Fondé en 2020 par Gilles Tchamba, le Groupe L’Archer célèbre ses 5 ans de croissance soutenue. Acteur majeur de l’ingénierie financière et de la gestion d’actifs en Afrique centrale, il s’impose comme un pont stratégique entre l’épargne locale et les besoins de financement de l’économie réelle. Une réussite portée par la vision de son fondateur et l’engagement de ses équipes, profondément ancrées dans les territoires.
Des chiffres à faire saliver les leaders des pays dits « développés » : avec une croissance moyenne de +3,7% en 2024, l’Afrique se place, d’après la Banque africaine de développement (BAD), au second rang, derrière l’Asie, des régions du monde à la croissance la plus rapide. Qualifiant les perspectives de croissance du continent de « remarquables », la BAD table même sur une croissance moyenne de +4,3% d’ici à la fin de l’année.
Toutes les régions africaines, ou presque, participent de cette robustesse économique. Ainsi de l’Afrique de l’Est, qui toujours selon la BAD devrait enregistrer une croissance de +5,7% en 2025 ; ou encore de l’Afrique centrale, où la croissance devrait atteindre cette année +4,7%. Une croissance africaine qui s’appuie sur de nombreuses success stories entrepreneuriales, aux quatre coins du continent. À l’image, en Afrique centrale, du groupe financier L’Archer.
« Répondre aux besoins de l’économie réelle »

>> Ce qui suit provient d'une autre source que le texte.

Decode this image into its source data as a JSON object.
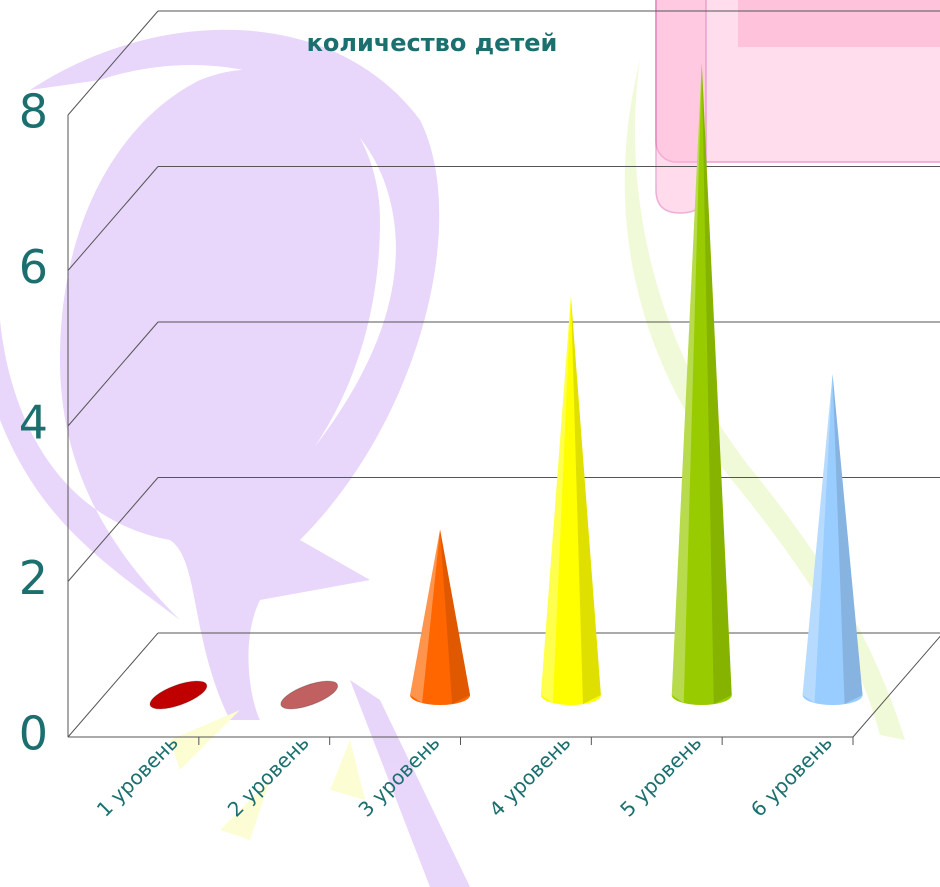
{
  "chart_data": {
    "type": "cone3d",
    "title": "количество детей",
    "categories": [
      "1 уровень",
      "2 уровень",
      "3 уровень",
      "4 уровень",
      "5 уровень",
      "6 уровень"
    ],
    "values": [
      0,
      0,
      2,
      5,
      8,
      4
    ],
    "colors": [
      "#c00000",
      "#c06060",
      "#ff6600",
      "#ffff00",
      "#99cc00",
      "#99ccff"
    ],
    "ylim": [
      0,
      8
    ],
    "yticks": [
      0,
      2,
      4,
      6,
      8
    ],
    "grid": true
  }
}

Fondé en avril 2020 par Gilles Tchamba, L’Archer est un groupe d’investissement et d’accompagnement créé par des experts financiers de la CEMAC (Communauté économique et monétaire de l’Afrique centrale). Lancée en pleine crise Covid et alors que les États africains sont en besoin de financements, l’aventure démarre, comme le rappelle Gilles Tchamba, « dans une chambre-salon : on a ramé pendant une année », se souvient le dirigeant.
Dès les premiers pas de L’Archer, l’objectif est clair : rapprocher les épargnants des opportunités d’investissements en zone CEMAC. « Le groupe est né de la souffrance de voir l’Afrique ne pas être comptée comme un continent d’innovation et de confiance », explique son fondateur, selon qui le métier des équipes de L’Archer est simple : « mettre en relation ceux qui ont des besoins de financement avec ceux qui ont une capacité de financement ». Ou comment « répondre aux besoins de l’économie réelle », en somme.
2 000 milliards de francs CFA levés
Dont acte. Avec L’Archer Securities, sa division dédiée à l’ingénierie financière et à l’intermédiation, le groupe a d’ores et déjà mené plus d’une trentaine d’opérations complexes dans la zone CEMAC, soutenant notamment des États et institutions africaines ou investissant dans des projets à fort impact sur les communautés locales. Depuis sa création, L’Archer Securities a ainsi mobilisé quelque 2 000 milliards de francs CFA pour soutenir les gouvernements et les institutions financières d’Afrique centrale.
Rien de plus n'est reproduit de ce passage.